We talk a lot here about the need for “smart cities” – sustainable cities that achieve their sustainability through the use of high technology. We highlighted one example, PlanIT Valley, in Portugal, that is master planned and set to be built as Greenfield development.
A great article on Grist by Sarah Goodyear makes a very valid point – can these cities be “smart” or even “sustainable” as Greenfield sites? The article is worth a read even if you’re not particularly interested in PlanIT Valley or similar places; it provides a nice compilation of ideas we’ve presented here on the Living Labs blog over time.
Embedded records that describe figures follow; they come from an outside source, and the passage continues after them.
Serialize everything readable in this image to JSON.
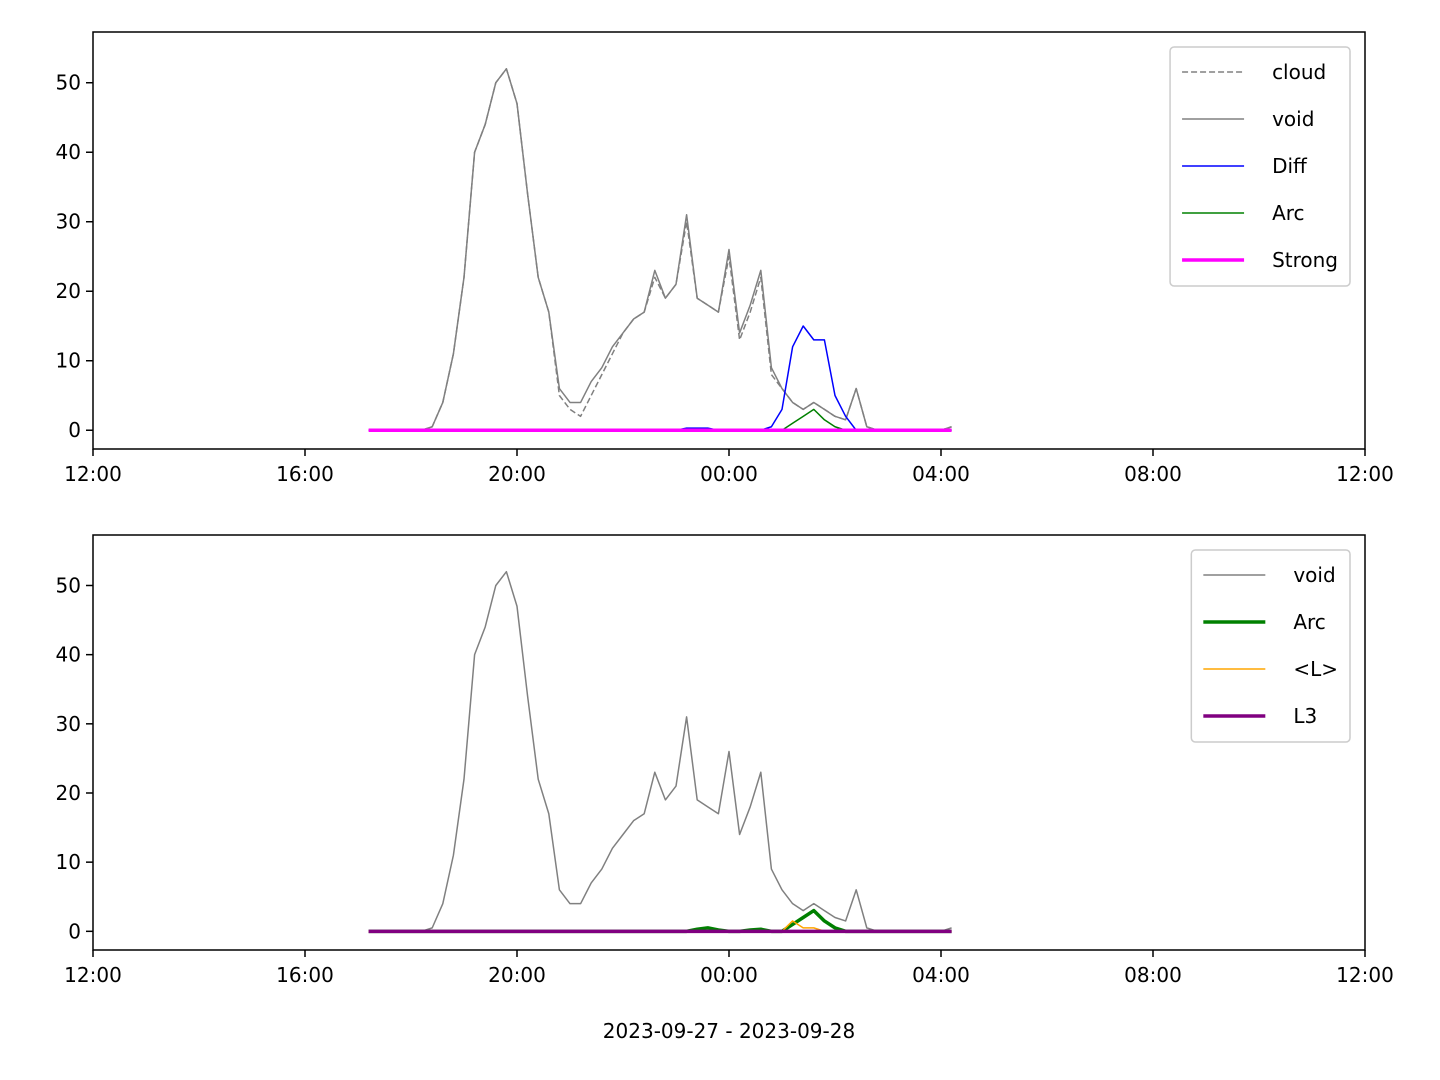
{
  "chart_data": [
    {
      "type": "line",
      "x": [
        17.2,
        17.4,
        17.6,
        17.8,
        18.0,
        18.2,
        18.4,
        18.6,
        18.8,
        19.0,
        19.2,
        19.4,
        19.6,
        19.8,
        20.0,
        20.2,
        20.4,
        20.6,
        20.8,
        21.0,
        21.2,
        21.4,
        21.6,
        21.8,
        22.0,
        22.2,
        22.4,
        22.6,
        22.8,
        23.0,
        23.2,
        23.4,
        23.6,
        23.8,
        24.0,
        24.2,
        24.4,
        24.6,
        24.8,
        25.0,
        25.2,
        25.4,
        25.6,
        25.8,
        26.0,
        26.2,
        26.4,
        26.6,
        26.8,
        27.0,
        27.2,
        27.4,
        27.6,
        27.8,
        28.0,
        28.2
      ],
      "xlim": [
        12,
        36
      ],
      "xticks": [
        {
          "value": 12,
          "label": "12:00"
        },
        {
          "value": 16,
          "label": "16:00"
        },
        {
          "value": 20,
          "label": "20:00"
        },
        {
          "value": 24,
          "label": "00:00"
        },
        {
          "value": 28,
          "label": "04:00"
        },
        {
          "value": 32,
          "label": "08:00"
        },
        {
          "value": 36,
          "label": "12:00"
        }
      ],
      "ylim": [
        -2.7,
        57.3
      ],
      "yticks": [
        0,
        10,
        20,
        30,
        40,
        50
      ],
      "legend": "upper right",
      "series": [
        {
          "name": "cloud",
          "color": "#808080",
          "linestyle": "dashed",
          "linewidth": 1.5,
          "values": [
            0,
            0,
            0,
            0,
            0,
            0,
            0.5,
            4,
            11,
            22,
            40,
            44,
            50,
            52,
            47,
            34,
            22,
            17,
            5,
            3,
            2,
            5,
            8,
            11,
            14,
            16,
            17,
            22,
            19,
            21,
            30,
            19,
            18,
            17,
            25,
            13,
            17,
            22,
            8,
            6,
            4,
            3,
            4,
            3,
            2,
            1.5,
            6,
            0.5,
            0,
            0,
            0,
            0,
            0,
            0,
            0,
            0.5
          ]
        },
        {
          "name": "void",
          "color": "#808080",
          "linestyle": "solid",
          "linewidth": 1.5,
          "values": [
            0,
            0,
            0,
            0,
            0,
            0,
            0.5,
            4,
            11,
            22,
            40,
            44,
            50,
            52,
            47,
            34,
            22,
            17,
            6,
            4,
            4,
            7,
            9,
            12,
            14,
            16,
            17,
            23,
            19,
            21,
            31,
            19,
            18,
            17,
            26,
            14,
            18,
            23,
            9,
            6,
            4,
            3,
            4,
            3,
            2,
            1.5,
            6,
            0.5,
            0,
            0,
            0,
            0,
            0,
            0,
            0,
            0.5
          ]
        },
        {
          "name": "Diff",
          "color": "#0000ff",
          "linestyle": "solid",
          "linewidth": 1.5,
          "values": [
            0,
            0,
            0,
            0,
            0,
            0,
            0,
            0,
            0,
            0,
            0,
            0,
            0,
            0,
            0,
            0,
            0,
            0,
            0,
            0,
            0,
            0,
            0,
            0,
            0,
            0,
            0,
            0,
            0,
            0,
            0.3,
            0.3,
            0.3,
            0,
            0,
            0,
            0,
            0,
            0.5,
            3,
            12,
            15,
            13,
            13,
            5,
            2,
            0,
            0,
            0,
            0,
            0,
            0,
            0,
            0,
            0,
            0
          ]
        },
        {
          "name": "Arc",
          "color": "#008000",
          "linestyle": "solid",
          "linewidth": 1.5,
          "values": [
            0,
            0,
            0,
            0,
            0,
            0,
            0,
            0,
            0,
            0,
            0,
            0,
            0,
            0,
            0,
            0,
            0,
            0,
            0,
            0,
            0,
            0,
            0,
            0,
            0,
            0,
            0,
            0,
            0,
            0,
            0,
            0,
            0,
            0,
            0,
            0,
            0,
            0,
            0,
            0,
            1,
            2,
            3,
            1.5,
            0.5,
            0,
            0,
            0,
            0,
            0,
            0,
            0,
            0,
            0,
            0,
            0
          ]
        },
        {
          "name": "Strong",
          "color": "#ff00ff",
          "linestyle": "solid",
          "linewidth": 3.5,
          "values": [
            0,
            0,
            0,
            0,
            0,
            0,
            0,
            0,
            0,
            0,
            0,
            0,
            0,
            0,
            0,
            0,
            0,
            0,
            0,
            0,
            0,
            0,
            0,
            0,
            0,
            0,
            0,
            0,
            0,
            0,
            0,
            0,
            0,
            0,
            0,
            0,
            0,
            0,
            0,
            0,
            0,
            0,
            0,
            0,
            0,
            0,
            0,
            0,
            0,
            0,
            0,
            0,
            0,
            0,
            0,
            0
          ]
        }
      ]
    },
    {
      "type": "line",
      "x": [
        17.2,
        17.4,
        17.6,
        17.8,
        18.0,
        18.2,
        18.4,
        18.6,
        18.8,
        19.0,
        19.2,
        19.4,
        19.6,
        19.8,
        20.0,
        20.2,
        20.4,
        20.6,
        20.8,
        21.0,
        21.2,
        21.4,
        21.6,
        21.8,
        22.0,
        22.2,
        22.4,
        22.6,
        22.8,
        23.0,
        23.2,
        23.4,
        23.6,
        23.8,
        24.0,
        24.2,
        24.4,
        24.6,
        24.8,
        25.0,
        25.2,
        25.4,
        25.6,
        25.8,
        26.0,
        26.2,
        26.4,
        26.6,
        26.8,
        27.0,
        27.2,
        27.4,
        27.6,
        27.8,
        28.0,
        28.2
      ],
      "xlim": [
        12,
        36
      ],
      "xticks": [
        {
          "value": 12,
          "label": "12:00"
        },
        {
          "value": 16,
          "label": "16:00"
        },
        {
          "value": 20,
          "label": "20:00"
        },
        {
          "value": 24,
          "label": "00:00"
        },
        {
          "value": 28,
          "label": "04:00"
        },
        {
          "value": 32,
          "label": "08:00"
        },
        {
          "value": 36,
          "label": "12:00"
        }
      ],
      "ylim": [
        -2.7,
        57.3
      ],
      "yticks": [
        0,
        10,
        20,
        30,
        40,
        50
      ],
      "xlabel": "2023-09-27 - 2023-09-28",
      "legend": "upper right",
      "series": [
        {
          "name": "void",
          "color": "#808080",
          "linestyle": "solid",
          "linewidth": 1.5,
          "values": [
            0,
            0,
            0,
            0,
            0,
            0,
            0.5,
            4,
            11,
            22,
            40,
            44,
            50,
            52,
            47,
            34,
            22,
            17,
            6,
            4,
            4,
            7,
            9,
            12,
            14,
            16,
            17,
            23,
            19,
            21,
            31,
            19,
            18,
            17,
            26,
            14,
            18,
            23,
            9,
            6,
            4,
            3,
            4,
            3,
            2,
            1.5,
            6,
            0.5,
            0,
            0,
            0,
            0,
            0,
            0,
            0,
            0.5
          ]
        },
        {
          "name": "Arc",
          "color": "#008000",
          "linestyle": "solid",
          "linewidth": 3.5,
          "values": [
            0,
            0,
            0,
            0,
            0,
            0,
            0,
            0,
            0,
            0,
            0,
            0,
            0,
            0,
            0,
            0,
            0,
            0,
            0,
            0,
            0,
            0,
            0,
            0,
            0,
            0,
            0,
            0,
            0,
            0,
            0,
            0.3,
            0.5,
            0.2,
            0,
            0,
            0.2,
            0.3,
            0,
            0,
            1,
            2,
            3,
            1.5,
            0.5,
            0,
            0,
            0,
            0,
            0,
            0,
            0,
            0,
            0,
            0,
            0
          ]
        },
        {
          "name": "<L>",
          "color": "#ffa500",
          "linestyle": "solid",
          "linewidth": 1.5,
          "values": [
            0,
            0,
            0,
            0,
            0,
            0,
            0,
            0,
            0,
            0,
            0,
            0,
            0,
            0,
            0,
            0,
            0,
            0,
            0,
            0,
            0,
            0,
            0,
            0,
            0,
            0,
            0,
            0,
            0,
            0,
            0,
            0,
            0,
            0,
            0,
            0,
            0,
            0,
            0,
            0,
            1.5,
            0.5,
            0.5,
            0,
            0,
            0,
            0,
            0,
            0,
            0,
            0,
            0,
            0,
            0,
            0,
            0
          ]
        },
        {
          "name": "L3",
          "color": "#800080",
          "linestyle": "solid",
          "linewidth": 3.5,
          "values": [
            0,
            0,
            0,
            0,
            0,
            0,
            0,
            0,
            0,
            0,
            0,
            0,
            0,
            0,
            0,
            0,
            0,
            0,
            0,
            0,
            0,
            0,
            0,
            0,
            0,
            0,
            0,
            0,
            0,
            0,
            0,
            0,
            0,
            0,
            0,
            0,
            0,
            0,
            0,
            0,
            0,
            0,
            0,
            0,
            0,
            0,
            0,
            0,
            0,
            0,
            0,
            0,
            0,
            0,
            0,
            0
          ]
        }
      ]
    }
  ]
}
My reason for sharing the article is twofold: first, I think it’s a nice read and I agree with her critique of new-cities-as-smart-cities; second, I have a counterpoint. Goodyear posits it would be “truly smart” to channel all the resources going into PlanIT Valley or Masdar City instead into retrofitting our existing cities, saving environmentally valuable land and construction materials. She argues that this is more sustainable. And, by definition, it would be. But, is sustainability the ultimate goal?
In some cases, retrofitting an existing city would not be sustainable because of the idea of resilience. If we rebuild New Orleans as a smart city, its lack of resilience makes it unsustainable, and we would have wasted even more resources by trying to make it so. In fact, with global warming as a very real factor in near-future planning, many of the world’s cities, being coastal cities, are subject to the same constraint.
Perhaps Goodyear’s critique could be strengthened by integrating this idea. Perhaps Omaha, Nebraska, Moscow, Madrid, or other inland cities will be the best smart city canvas.